Таким образом, социокультурный аспект классификации Р. Кайуа актуализируется в области традиционного понимания литературы и служит универсальным инструментом для изучения и интерпретации игровой проблематики эпических произведений.
Понятие ситуации с неклассической точки зрения определяется в индивидуально-личностном отношении, то есть ее рассмотрение перемещается из социально-исторической в область фи-лософско-экзистенциальную. Достаточно подробно это понятие определяет Г.К. Косиков: «ситуация - термин экзистенциальной философии, означающий совокупность внешних по отношению к сознанию индивида условий (его собственное тело, его прошлое, бытовые, нравственные, социально-исторические и т.п. обстоятельства) в той мере, в какой он их воспринимает, осмысляет и делает, исходя из них, свой выбор» [9, 484]. В философской систематике Ж.-П. Сартра это понятие играет немаловажную роль: «человек находится в определенной ситуации» [10, 318], которая ставит перед ним проблему выбора и, таким образом обнаруживает его нравственно-волевые качества. Вслед за Ж.-П. Сартром философ О.Ф. Больнов обращается к понятию ситуации, которую он отличает от «положения» (нейтрального состояния индивидуума): «Положение становится ситуацией тогда, когда оно поставляет человеку характерные требующие преодоления трудности, которые во время этого преодоления познаются как ограничение, за счет чего одновременно пробуждается повышенная активность человека» [11, 82]. Таким образом, ситуация как в традиционном, так и в неклассическом понимании существенно связана с поведением, так как она «суть поле деятельности человека и даже содержательный базис всей его этической жизни вообще» [12, 416]. Однако поведение в экзистенциальном понимании есть только лишь механизм протекания какой-либо ситуации, главным же ее итогом является процесс самоопределения человека. Самоопределение - это «важнейшая характеристика личности со стороны ее нравственно-психологических качеств (внутренний мир) и в отношении к окружающим условиям и обстоятельствам (внешний мир). Самоопределение личности представляет собой экзистенциально значимый процесс выявления и утверждения человеком индивидуальной жизненной позиции, основанной на определенных идеологических взглядах и самопознании; самоопределение является следствием размышлений и практического поведения личности и предпосылкой ответственных ее поступков» [13, 167].

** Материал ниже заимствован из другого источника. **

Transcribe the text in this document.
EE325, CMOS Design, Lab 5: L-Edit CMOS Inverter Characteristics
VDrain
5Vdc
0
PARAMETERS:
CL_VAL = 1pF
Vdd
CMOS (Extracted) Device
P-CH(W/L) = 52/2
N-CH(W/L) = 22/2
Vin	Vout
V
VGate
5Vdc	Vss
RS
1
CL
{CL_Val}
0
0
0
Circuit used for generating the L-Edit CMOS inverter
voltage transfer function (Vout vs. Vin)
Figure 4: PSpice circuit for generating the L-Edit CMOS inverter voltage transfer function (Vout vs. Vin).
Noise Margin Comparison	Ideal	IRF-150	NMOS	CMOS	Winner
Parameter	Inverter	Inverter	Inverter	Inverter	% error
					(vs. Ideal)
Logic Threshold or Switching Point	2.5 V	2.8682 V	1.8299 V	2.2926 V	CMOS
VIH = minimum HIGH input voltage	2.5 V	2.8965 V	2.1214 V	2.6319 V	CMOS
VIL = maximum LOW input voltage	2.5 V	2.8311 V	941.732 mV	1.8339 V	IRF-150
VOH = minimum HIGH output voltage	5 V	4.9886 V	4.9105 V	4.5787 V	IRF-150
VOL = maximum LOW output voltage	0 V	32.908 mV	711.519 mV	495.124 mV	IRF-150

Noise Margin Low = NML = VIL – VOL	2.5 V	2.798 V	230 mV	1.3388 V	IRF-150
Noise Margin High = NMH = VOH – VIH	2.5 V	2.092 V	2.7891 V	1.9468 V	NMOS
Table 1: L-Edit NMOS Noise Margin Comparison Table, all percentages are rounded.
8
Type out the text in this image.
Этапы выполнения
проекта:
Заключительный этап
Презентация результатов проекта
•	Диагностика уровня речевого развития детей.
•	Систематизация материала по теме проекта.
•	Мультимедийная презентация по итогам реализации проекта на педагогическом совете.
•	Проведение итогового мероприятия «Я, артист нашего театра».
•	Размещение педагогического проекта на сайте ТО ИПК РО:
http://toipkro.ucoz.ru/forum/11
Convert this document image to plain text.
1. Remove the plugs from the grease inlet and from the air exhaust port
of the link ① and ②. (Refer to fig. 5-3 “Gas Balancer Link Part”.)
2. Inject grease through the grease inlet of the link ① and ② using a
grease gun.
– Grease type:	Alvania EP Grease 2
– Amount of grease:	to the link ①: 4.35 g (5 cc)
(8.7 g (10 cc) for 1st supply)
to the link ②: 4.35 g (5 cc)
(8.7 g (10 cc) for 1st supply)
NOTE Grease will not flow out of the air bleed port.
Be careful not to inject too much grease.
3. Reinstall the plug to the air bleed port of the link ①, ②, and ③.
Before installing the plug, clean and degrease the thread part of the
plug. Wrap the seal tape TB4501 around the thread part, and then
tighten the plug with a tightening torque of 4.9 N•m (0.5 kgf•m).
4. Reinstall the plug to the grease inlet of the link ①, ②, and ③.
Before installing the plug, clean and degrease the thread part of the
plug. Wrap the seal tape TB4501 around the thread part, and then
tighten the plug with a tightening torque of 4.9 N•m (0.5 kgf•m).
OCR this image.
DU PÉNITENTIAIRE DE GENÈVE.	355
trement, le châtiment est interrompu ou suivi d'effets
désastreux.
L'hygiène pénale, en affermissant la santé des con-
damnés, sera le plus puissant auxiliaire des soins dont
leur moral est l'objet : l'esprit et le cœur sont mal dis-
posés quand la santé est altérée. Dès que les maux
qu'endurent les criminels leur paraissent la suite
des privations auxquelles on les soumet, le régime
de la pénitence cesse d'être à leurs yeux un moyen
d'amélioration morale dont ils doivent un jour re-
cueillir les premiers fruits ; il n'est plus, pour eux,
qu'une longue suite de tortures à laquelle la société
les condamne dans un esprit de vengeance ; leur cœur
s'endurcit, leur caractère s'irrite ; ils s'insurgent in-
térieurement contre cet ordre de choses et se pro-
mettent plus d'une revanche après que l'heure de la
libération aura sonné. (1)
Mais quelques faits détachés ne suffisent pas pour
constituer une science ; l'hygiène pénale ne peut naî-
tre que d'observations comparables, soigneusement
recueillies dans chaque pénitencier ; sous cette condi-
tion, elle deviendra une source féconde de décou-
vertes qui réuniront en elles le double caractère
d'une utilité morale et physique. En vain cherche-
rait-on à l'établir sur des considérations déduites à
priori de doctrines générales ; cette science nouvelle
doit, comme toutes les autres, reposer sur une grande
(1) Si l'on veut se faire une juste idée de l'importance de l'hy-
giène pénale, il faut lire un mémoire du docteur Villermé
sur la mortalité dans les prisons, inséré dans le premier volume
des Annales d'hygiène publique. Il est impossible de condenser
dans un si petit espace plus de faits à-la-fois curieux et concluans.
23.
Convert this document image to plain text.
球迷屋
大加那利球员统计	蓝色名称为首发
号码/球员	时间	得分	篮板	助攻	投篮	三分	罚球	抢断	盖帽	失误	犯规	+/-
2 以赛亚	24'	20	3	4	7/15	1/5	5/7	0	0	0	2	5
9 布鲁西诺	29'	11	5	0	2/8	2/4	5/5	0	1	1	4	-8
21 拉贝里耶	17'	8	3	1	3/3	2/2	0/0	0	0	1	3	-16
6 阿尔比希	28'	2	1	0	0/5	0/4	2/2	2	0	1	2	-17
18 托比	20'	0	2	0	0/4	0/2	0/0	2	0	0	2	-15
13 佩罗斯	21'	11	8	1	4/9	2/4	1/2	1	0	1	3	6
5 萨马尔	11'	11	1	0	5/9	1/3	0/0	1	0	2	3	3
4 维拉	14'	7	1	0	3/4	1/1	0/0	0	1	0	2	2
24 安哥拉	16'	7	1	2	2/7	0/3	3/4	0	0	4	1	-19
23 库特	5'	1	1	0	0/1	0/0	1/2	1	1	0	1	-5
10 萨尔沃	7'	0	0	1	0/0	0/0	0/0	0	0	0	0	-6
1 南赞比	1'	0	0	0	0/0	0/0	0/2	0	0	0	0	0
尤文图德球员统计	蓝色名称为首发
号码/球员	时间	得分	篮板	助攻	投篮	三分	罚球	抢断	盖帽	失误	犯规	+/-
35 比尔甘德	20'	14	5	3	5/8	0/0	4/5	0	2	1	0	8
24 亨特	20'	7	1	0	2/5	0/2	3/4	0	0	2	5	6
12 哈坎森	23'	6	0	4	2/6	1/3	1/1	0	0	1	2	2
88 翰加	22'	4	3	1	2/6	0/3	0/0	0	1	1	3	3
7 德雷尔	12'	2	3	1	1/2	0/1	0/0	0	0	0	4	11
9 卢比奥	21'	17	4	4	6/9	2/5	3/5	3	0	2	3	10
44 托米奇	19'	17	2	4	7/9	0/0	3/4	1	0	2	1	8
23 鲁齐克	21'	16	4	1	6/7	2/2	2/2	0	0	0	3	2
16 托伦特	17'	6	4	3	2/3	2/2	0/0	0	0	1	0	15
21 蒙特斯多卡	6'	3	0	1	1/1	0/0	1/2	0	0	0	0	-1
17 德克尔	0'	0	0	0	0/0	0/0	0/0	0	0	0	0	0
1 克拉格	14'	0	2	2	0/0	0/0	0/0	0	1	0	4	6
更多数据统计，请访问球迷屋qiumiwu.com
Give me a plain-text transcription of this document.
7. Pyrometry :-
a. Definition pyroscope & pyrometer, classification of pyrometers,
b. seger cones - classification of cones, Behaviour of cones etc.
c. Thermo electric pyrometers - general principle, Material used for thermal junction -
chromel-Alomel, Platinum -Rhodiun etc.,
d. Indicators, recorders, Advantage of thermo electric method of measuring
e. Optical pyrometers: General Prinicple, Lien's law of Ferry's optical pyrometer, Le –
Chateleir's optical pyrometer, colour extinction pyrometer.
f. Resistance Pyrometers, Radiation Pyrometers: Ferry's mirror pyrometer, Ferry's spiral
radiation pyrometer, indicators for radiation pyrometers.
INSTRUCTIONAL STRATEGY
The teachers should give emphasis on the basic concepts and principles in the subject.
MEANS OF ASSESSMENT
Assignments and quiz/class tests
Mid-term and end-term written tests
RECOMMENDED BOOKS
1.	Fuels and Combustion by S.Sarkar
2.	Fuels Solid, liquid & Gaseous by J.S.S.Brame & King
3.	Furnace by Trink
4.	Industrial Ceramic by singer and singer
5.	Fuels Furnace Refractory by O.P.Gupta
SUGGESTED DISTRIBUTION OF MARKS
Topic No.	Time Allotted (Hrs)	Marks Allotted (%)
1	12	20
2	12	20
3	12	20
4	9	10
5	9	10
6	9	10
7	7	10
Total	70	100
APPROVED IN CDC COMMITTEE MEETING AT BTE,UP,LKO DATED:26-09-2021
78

В соотнесенности традиционной (В. Кожинов, Г.Н. Поспелов) и неклассической (Ж.-П. Сартр, О.Ф. Больнов) точек зрения на ситуацию выявляются различные возможности интерпретаций игрового начала в литературном произведении. В традиционном литературоведении ситуация рассматривается в своей социально-исторической определенности, как конкретно-историческая реальность. С неклассической точки зрения ситуация постигается в своей трагической неупраздни-мости для человека: персонаж попадает в ситуацию, которая ставит перед ним метафизические вопросы, вопросы не столько социально-исторического, но индивидуального существования в истории. Р. Кайуа называет такое состояние «Шж» (головокружение), в нем человек проявляет «резкие формы личностного самоутверждения» [7, 62]. В экзистенциальном смысле понятие ситуации часто определяется с точки зрения этики, так как «каждая человеческая ситуация есть часть этического бытия. Совокупность ситуаций составляет содержание этической действительности» [12, 416]. Однако Ж.-П. Сартр, например, в своем философствовании опирается на литературные произведения и на собственную художественно-эстетическую практику. Можно сказать, что эстетическое имплицитно содержится в философской позиции экзистенциализма. Мораль дана не только в результате философской рефлексии, но присутствует и в образном выявлении, когда эстетическое в культурно-исторической жизни проясняет этику. Так, И. Бродский заметил, что «эстетика - мать этики» [14, 9].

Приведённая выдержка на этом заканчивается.